If Greece submitted its proposals on time yesterday, they would then be examined by the “troika” of creditor institutions — the European Commission, the European Central Bank and the IMF — before going on to political leaders.
Tusk, a former Polish prime minister, has scheduled a special summit of all 28 EU members on Sunday as the final deadline for a deal to bail out Greece and keep it in the European single currency.
Tsipras has called for a reduction of Greece’s massive 320 billion euro (US$350 billion) debt montain to be part of any deal for its third international bailout since 2010.
However, Germany and many other eurozone nations reject any move to write off Greek debts, especially after Greeks in a referendum last weekend backed Tsipras’ decision to reject the creditors’ demands for further austerity.
A spokesman for the European Commission on Wednesday said that its president, Jean-Claude Juncker, earlier this week had called for debt sustainability to be part of a Greek deal “under the understanding that that would come later in October, provided that the other conditions would have been met.”

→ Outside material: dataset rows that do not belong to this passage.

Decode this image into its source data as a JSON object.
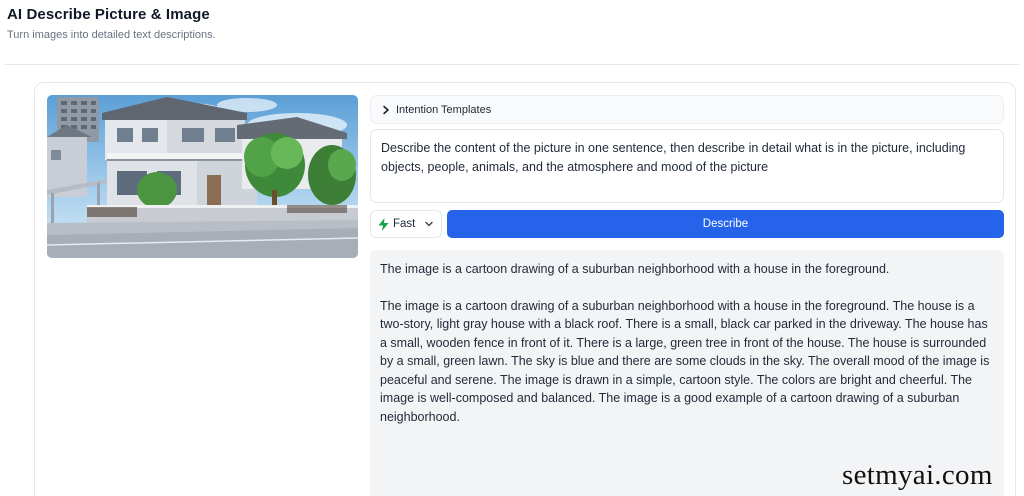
{
  "header": {
    "title": "AI Describe Picture & Image",
    "subtitle": "Turn images into detailed text descriptions."
  },
  "templates": {
    "label": "Intention Templates",
    "icon": "chevron-right-icon"
  },
  "prompt": {
    "value": "Describe the content of the picture in one sentence, then describe in detail what is in the picture, including objects, people, animals, and the atmosphere and mood of the picture"
  },
  "model": {
    "label": "Fast",
    "icon": "bolt-icon",
    "accent": "#16a34a"
  },
  "describe_button": {
    "label": "Describe",
    "color": "#2563eb"
  },
  "result": {
    "summary": "The image is a cartoon drawing of a suburban neighborhood with a house in the foreground.",
    "detail": "The image is a cartoon drawing of a suburban neighborhood with a house in the foreground. The house is a two-story, light gray house with a black roof. There is a small, black car parked in the driveway. The house has a small, wooden fence in front of it. There is a large, green tree in front of the house. The house is surrounded by a small, green lawn. The sky is blue and there are some clouds in the sky. The overall mood of the image is peaceful and serene. The image is drawn in a simple, cartoon style. The colors are bright and cheerful. The image is well-composed and balanced. The image is a good example of a cartoon drawing of a suburban neighborhood."
  },
  "watermark": "setmyai.com"
}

IMF managing director Christine Lagarde said on Wednesday that a new program to prop up Greece’s finances would require creditors to restructure debt in addition to the reforms Athens must make.
“The other leg is debt restructuring, which we believe is needed in the case of Greece for it to have debt sustainability,” she told a conference in Washington.
Lew made similar comments on Wednesday, saying the IMF was right to focus on the issue and that Greece’s debt “is not sustainable.”
However, German Chancellor Angela Merkel said after an emergency summit of the 19 nations that use the single currency on Tuesday that debt relief would be illegal under the EU’s treaties.
“A haircut is out of question,” she said when asked about the possibility of restructuring Greek debt.